Mr. Allen is in his seventh year as principal of Sandshore. He came to the district in 2007 from East Hanover where he was middle school principal. For the initial 10 years of his career, he taught the fourth and fifth grades.
This was the third year in which the council recognized outstanding contributions to education. More than 200 people attended the awards dinner including Dr. Larrie Reynolds, Superintendent of Schools, and many members of the Sandshore faculty.
This summer, something bold and imaginative is coming to Mount Olive. The district will introduce Innovation Station, a two-week-long program that focuses on science, technology, engineering, and math (STEM). Designed for students in grades 1–8, Innovation Station features hands-on learning in various topics ranging from CSI-style investigative technology and kite flying that teaches the fundamentals of flight, to rocketry and robotics.
“STEM isn’t the future, it’s the present,” said Dr. Larrie Reynolds, Superintendent of Schools. “Innovation Station will teach students the principles of STEM and also show how fun they are to apply. The goal is to inspire kids to explore their scientific interests and expand their curiosity. More and more careers will involve STEM and this program will help better prepare students for the world that they’ll live in as adults.”

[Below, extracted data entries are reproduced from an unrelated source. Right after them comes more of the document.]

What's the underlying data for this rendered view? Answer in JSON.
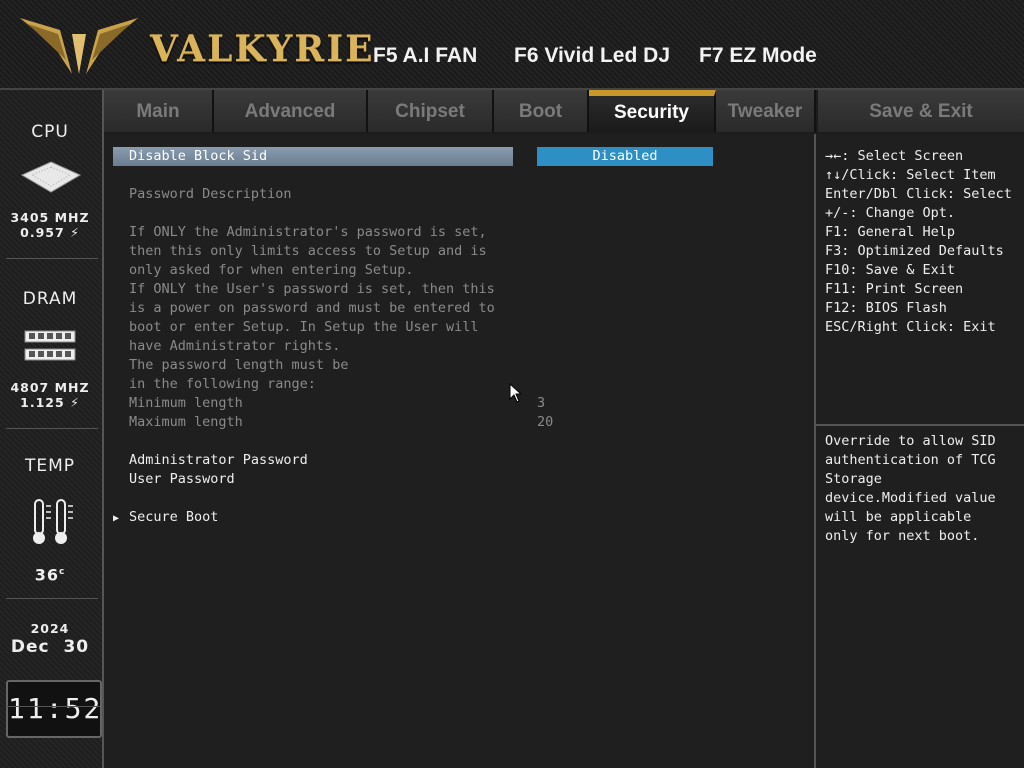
{
  "header": {
    "brand": "VALKYRIE",
    "fkeys": [
      "F5 A.I FAN",
      "F6 Vivid Led DJ",
      "F7 EZ Mode"
    ]
  },
  "sidebar": {
    "cpu": {
      "title": "CPU",
      "freq": "3405 MHZ",
      "volt": "0.957"
    },
    "dram": {
      "title": "DRAM",
      "freq": "4807 MHZ",
      "volt": "1.125"
    },
    "temp": {
      "title": "TEMP",
      "value": "36",
      "unit": "c"
    },
    "date": {
      "year": "2024",
      "month": "Dec",
      "day": "30"
    },
    "time": "11:52"
  },
  "tabs": [
    "Main",
    "Advanced",
    "Chipset",
    "Boot",
    "Security",
    "Tweaker"
  ],
  "active_tab": "Security",
  "save_exit": "Save & Exit",
  "main": {
    "selected_item": {
      "label": "Disable Block Sid",
      "value": "Disabled"
    },
    "password_title": "Password Description",
    "desc_lines": [
      "If ONLY the Administrator's password is set,",
      "then this only limits access to Setup and is",
      "only asked for when entering Setup.",
      "If ONLY the User's password is set, then this",
      "is a power on password and must be entered to",
      "boot or enter Setup. In Setup the User will",
      "have Administrator rights.",
      "The password length must be",
      "in the following range:"
    ],
    "min_label": "Minimum length",
    "min_value": "3",
    "max_label": "Maximum length",
    "max_value": "20",
    "admin_password": "Administrator Password",
    "user_password": "User Password",
    "secure_boot": "Secure Boot"
  },
  "help": {
    "keys": [
      "→←: Select Screen",
      "↑↓/Click: Select Item",
      "Enter/Dbl Click: Select",
      "+/-: Change Opt.",
      "F1: General Help",
      "F3: Optimized Defaults",
      "F10: Save & Exit",
      "F11: Print Screen",
      "F12: BIOS Flash",
      "ESC/Right Click: Exit"
    ],
    "description_lines": [
      "Override to allow SID",
      "authentication of TCG",
      "Storage",
      "device.Modified value",
      "will be applicable",
      "only for next boot."
    ]
  },
  "colors": {
    "accent": "#c8992a",
    "selected": "#2e8fc4"
  }
}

The program will run from July 28 to August 8 at Mount Olive Middle School. Tuition is $200 per week and includes free transportation for Mount Olive students. Before and afterschool care will be available through the Mount Olive Child Care and Learning Center at an additional cost.
"STEM is the future for our economy and we need to encourage students to think, explore, and create within these subjects," said Peter Hughes, Director of Curriculum and Instruction. "I'd love to take all the workshops myself. Who doesn't want to fly a drone or launch a rocket?"
The registration deadline is May 15.